Design & Manufacturing New business South Africa

Shock as Seardel closes Frame Textiles

In what is seen as a watershed for the textiles industry, SA's largest clothing and textile manufacturer, Seardel, has announced the closure of Frame Textiles.

About 1400 Frame workers will be affected.

Frame comprises the spinning, weaving, finishing and denim divisions of Seardel's vertical pipeline, and is the biggest textile operation in southern Africa.

Its demise will also hit workers and companies operating in related industries, such as clothing manufacturers that get fabric from Frame and the cotton industry, which will lose a large customer.

An analyst described the closure, which follows those of other large industrial textile operations over the past five years, as “marking the deindustrialisation of the textile industry in SA”.

Textile Federation MD Brian Brink said the loss of critical capacity in the value chain was tragic for the industry.

Seardel blamed the closure on a plethora of competitive challenges, including cheap, often underinvoiced imports, subsidised goods in peer markets, increases in input costs and the noncompliance of local competitors with the minimum conditions of employment legislation.

In a remarkably forthright statement, Seardel lashed out at a failure of the government to help the industry out of the doldrums.

The customised sector programme, aimed at recapitalising the industry, has been on the cards for more than four years but was never implemented. The programme was mooted after several other proposed policy interventions to assist the ailing industry, which also never materialised.

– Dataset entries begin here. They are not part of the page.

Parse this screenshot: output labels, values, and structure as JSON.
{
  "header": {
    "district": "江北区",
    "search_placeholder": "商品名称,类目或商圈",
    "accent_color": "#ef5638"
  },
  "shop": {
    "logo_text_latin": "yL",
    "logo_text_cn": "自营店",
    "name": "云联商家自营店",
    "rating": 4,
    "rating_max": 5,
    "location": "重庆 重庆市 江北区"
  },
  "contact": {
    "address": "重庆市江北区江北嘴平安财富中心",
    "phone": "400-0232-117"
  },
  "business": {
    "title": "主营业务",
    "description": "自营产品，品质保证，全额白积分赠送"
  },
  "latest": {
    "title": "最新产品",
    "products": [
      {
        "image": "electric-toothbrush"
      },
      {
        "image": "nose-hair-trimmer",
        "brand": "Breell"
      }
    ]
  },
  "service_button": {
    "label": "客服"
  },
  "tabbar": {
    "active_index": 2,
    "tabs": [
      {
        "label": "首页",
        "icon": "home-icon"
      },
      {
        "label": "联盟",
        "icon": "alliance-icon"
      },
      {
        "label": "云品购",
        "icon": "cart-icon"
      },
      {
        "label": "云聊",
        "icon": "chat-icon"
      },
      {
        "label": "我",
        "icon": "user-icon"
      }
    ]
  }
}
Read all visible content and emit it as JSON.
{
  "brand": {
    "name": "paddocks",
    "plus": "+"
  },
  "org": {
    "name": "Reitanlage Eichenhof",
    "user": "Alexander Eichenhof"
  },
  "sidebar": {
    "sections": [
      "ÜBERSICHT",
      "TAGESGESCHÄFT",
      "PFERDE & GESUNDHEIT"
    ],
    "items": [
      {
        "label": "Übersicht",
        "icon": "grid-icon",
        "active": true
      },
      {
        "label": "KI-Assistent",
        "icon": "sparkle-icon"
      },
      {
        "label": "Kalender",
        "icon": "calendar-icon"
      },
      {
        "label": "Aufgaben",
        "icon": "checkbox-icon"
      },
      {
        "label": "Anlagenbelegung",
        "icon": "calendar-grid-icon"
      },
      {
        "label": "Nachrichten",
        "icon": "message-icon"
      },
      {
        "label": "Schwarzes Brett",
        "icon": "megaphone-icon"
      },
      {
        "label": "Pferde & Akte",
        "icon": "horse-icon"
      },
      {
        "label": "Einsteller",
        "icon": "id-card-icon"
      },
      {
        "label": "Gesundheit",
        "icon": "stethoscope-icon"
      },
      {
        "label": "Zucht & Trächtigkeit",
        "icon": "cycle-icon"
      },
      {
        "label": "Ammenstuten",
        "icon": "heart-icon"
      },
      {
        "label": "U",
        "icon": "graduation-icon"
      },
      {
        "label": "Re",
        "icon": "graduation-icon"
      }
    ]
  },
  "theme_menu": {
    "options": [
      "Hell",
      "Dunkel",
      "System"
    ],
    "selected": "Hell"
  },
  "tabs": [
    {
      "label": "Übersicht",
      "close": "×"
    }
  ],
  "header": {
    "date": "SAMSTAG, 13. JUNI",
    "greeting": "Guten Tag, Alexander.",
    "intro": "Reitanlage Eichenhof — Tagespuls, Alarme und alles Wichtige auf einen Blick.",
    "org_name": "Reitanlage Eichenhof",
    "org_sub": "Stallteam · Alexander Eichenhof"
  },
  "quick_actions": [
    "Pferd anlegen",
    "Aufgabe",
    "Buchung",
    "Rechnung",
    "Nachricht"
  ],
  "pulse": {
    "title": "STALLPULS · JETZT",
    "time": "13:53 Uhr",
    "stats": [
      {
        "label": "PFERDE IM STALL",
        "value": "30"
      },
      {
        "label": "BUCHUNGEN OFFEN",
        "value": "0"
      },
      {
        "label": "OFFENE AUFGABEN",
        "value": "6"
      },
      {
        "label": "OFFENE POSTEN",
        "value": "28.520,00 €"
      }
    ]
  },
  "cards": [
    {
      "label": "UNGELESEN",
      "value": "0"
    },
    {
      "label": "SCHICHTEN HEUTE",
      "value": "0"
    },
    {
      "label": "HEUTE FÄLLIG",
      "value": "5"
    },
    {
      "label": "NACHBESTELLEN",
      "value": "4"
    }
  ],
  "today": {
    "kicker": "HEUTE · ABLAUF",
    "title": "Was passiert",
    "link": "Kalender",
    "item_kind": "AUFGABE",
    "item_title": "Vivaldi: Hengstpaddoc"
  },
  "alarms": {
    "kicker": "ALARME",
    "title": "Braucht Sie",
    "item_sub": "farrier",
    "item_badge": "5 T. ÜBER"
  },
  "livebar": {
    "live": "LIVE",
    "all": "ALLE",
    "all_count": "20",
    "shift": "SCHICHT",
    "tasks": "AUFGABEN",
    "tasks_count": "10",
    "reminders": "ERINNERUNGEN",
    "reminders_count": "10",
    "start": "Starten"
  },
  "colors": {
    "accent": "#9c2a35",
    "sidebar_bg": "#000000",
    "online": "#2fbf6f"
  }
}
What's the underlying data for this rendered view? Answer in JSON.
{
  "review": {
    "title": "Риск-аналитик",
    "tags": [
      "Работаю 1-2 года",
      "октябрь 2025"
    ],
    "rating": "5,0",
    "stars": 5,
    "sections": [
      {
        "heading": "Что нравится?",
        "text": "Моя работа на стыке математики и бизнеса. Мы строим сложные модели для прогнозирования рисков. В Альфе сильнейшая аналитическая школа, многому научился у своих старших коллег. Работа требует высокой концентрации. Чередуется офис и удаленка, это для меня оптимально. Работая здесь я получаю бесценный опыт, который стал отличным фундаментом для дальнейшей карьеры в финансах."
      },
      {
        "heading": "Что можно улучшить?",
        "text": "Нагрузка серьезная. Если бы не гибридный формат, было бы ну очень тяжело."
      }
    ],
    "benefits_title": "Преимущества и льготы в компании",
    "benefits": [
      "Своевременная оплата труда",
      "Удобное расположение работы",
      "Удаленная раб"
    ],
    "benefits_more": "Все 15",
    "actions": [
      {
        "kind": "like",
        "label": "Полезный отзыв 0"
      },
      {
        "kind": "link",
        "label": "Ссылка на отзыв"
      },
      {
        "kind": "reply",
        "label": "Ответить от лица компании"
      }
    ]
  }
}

An industry source said the Department of Trade and Industry was mainly to blame for the demise of Frame and a long line of textile operations before it.

Seardel decried its having to compete with companies that benefited from state funding through the Industrial Development Corporation (IDC).

However, it emerged that Seardel also approached the IDC about a bail-out for Frame, which could not be agreed on.

IDC CEO Geoffrey Qhena said at the weekend the corporation had had lengthy talks with Seardel on helping the company, but the parties could not come up with a workable solution.

“We tried different permutations. We have said that we would help companies that are going though difficult times during the downturn. But the problem (with Frame) goes deeper than that. Businesses have to have economic merit in the long term for us to put money in. Unfortunately, in this instance that did not seem to be the case. The intention for us is not to inherit things that are not going to work.”

Industry consultant Joop de Voest said the Frame closure would have ramifications throughout the region: “To lose a stalwart of that nature, that has invested so much to become more efficient and with some of the assets still relatively new — it's a tragedy. Significant sourcing contracts will now probably go to China.

“There are also clothing manufacturers (that source fabric from Frame) that will throw in the towel because they are too small to buy from China. The same goes for fabric knitters as the capacity to source yarn has significantly reduced.”

Seardel's Stuart Queen could not be reached for comment, nor Andre Krile, spokesman of the Southern African Clothing and Textiles Union, which is a Seardel shareholder.